[Solved] Time evaluation issue in a non-autonomous ODE

Hello everyone, I found a weird situation that a time-dependent parameter seemed to be ignored in my calcium dynamics model. After some trimming, I had an MWE here. Any suggestions/corrections are welcome.

Edit: solved by @MatFi I overwrote t in the following code. Sometimes it’s hard to see my own errors. :sweat_smile:

using Parameters, DifferentialEquations

#######################
# Adenylate kinase
# Equilibrium constant of 0.931 from Golding, 1995
#######################

const KEQ_AK = 0.931
const _p = 4KEQ_AK - 1

"Convert energy charge to adenylate fractions"
function adenylates(x)
    # 0 ≤ x ≤ 1 || throw(DomainError(x, "adenylates(x) is only defined for 0 ≤ x ≤ 1."))
    d = (sqrt(1 + 4_p * x * (1 - x))-1)/_p
    t = x - 0.5 * d
    m = 1 - t - d
    return (t = t, d = d, m = m)
end

"Cytosolic calcium oscillator, sine wave"
@with_kw struct CaOsci
    ca_r = 0.09e-3             # Resting cytosolic Ca concentration
    amplitude = 0.25e-3        # Calcium amplitude
    f2   = 2 * inv(60)         # Calcium oscillation frequency
end

"Cytosolic calcium, sine oscillation "
get_ca_c(p::CaOsci, t) = p.ca_r + 0.5 * p.amplitude * (1 + sinpi(p.f2 * t))

# The model
function model(u, p, t)
    ca_m = u

    # ec_c was also a state variable, but I put it here to make a MWE
    # If you remove the following 4 lines , time evaluation works fine
    ec_c = 0.9
    t, d, m = adenylates(ec_c)
    atp_c = t
    adp_c = d

    ca_c = get_ca_c(p, t)

    # Just curious, I added this to see t and ca_c evaluations
    # The result was the same if you comment out the line below
    @show t, ca_c

    # Simplified expressions for calcium dynamics
    jUni = ca_c - ca_m
    jNCLX = ca_m^2

    dca_m = jUni - jNCLX
    return dca_m
end

prob = ODEProblem(model, 0.250e-3, 1000.0, CaOsci())
sol = solve(prob)

The ca_m result was a smooth curve, rather than a sinusoid one like that of ca_c. I added the line @show t, ca_c and saw (t, ca_c) = (0.8252290521896939, 0.00022578878282531064) was kept evaluated but none for t >1.

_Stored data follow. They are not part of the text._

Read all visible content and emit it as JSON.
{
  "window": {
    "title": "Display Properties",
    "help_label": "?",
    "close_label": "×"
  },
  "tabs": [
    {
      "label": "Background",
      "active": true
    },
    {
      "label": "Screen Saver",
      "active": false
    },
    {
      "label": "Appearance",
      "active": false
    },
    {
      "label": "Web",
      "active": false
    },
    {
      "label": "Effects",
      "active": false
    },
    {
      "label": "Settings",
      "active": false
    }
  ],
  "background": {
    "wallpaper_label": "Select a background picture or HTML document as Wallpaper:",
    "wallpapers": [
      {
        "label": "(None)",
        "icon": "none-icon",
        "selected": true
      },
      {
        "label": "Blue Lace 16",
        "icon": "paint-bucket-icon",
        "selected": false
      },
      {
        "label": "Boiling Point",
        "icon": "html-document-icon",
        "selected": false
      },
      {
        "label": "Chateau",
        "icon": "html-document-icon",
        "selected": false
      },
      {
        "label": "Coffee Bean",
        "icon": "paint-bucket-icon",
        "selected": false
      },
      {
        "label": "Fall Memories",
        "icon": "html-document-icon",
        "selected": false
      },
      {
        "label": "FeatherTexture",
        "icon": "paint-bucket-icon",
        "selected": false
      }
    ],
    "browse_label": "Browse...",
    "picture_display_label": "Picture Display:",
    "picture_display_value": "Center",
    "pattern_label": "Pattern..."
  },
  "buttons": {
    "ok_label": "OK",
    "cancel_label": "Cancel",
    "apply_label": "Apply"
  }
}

What was even more interesting was that if you remove the lines indicated below, the evaluations of t and ca_m went back to normal. In this case t was evaluated all the way from 0.0 to 1000.0.

# The ATP part of my model, and trimmed down to the minimum.
ec_c = 0.9
t, d, m = adenylates(ec_c)
atp_c = t
adp_c = d

I’m not sure what caused this difference. Any suggestions and/or corrections are welcome.

System information

OS: Ubuntu 20.04
CPU: Intel(R) Xeon(R) CPU E5-2620 v4 @ 2.10GHz
Julia version: 1.53

Julia packages

[0c46a032] DifferentialEquations v6.15.0
[d96e819e] Parameters v0.12.1

#  Less relevant packages
[91a5bcdd] Plots v1.9.1
[7073ff75] IJulia v1.23.1
[b964fa9f] LaTeXStrings v1.2.0
[2ee39098] LabelledArrays v1.4.0
[d330b81b] PyPlot v2.9.0

from this point on t is constant, so is every parameter depending on t below this line.
Are you sure that you want to overwrite the time variable t in model(u, p, t) with a constant value?

1 Like

Ah, that was an oversight of my own. Thank you @MatFi for taking the time to see my code.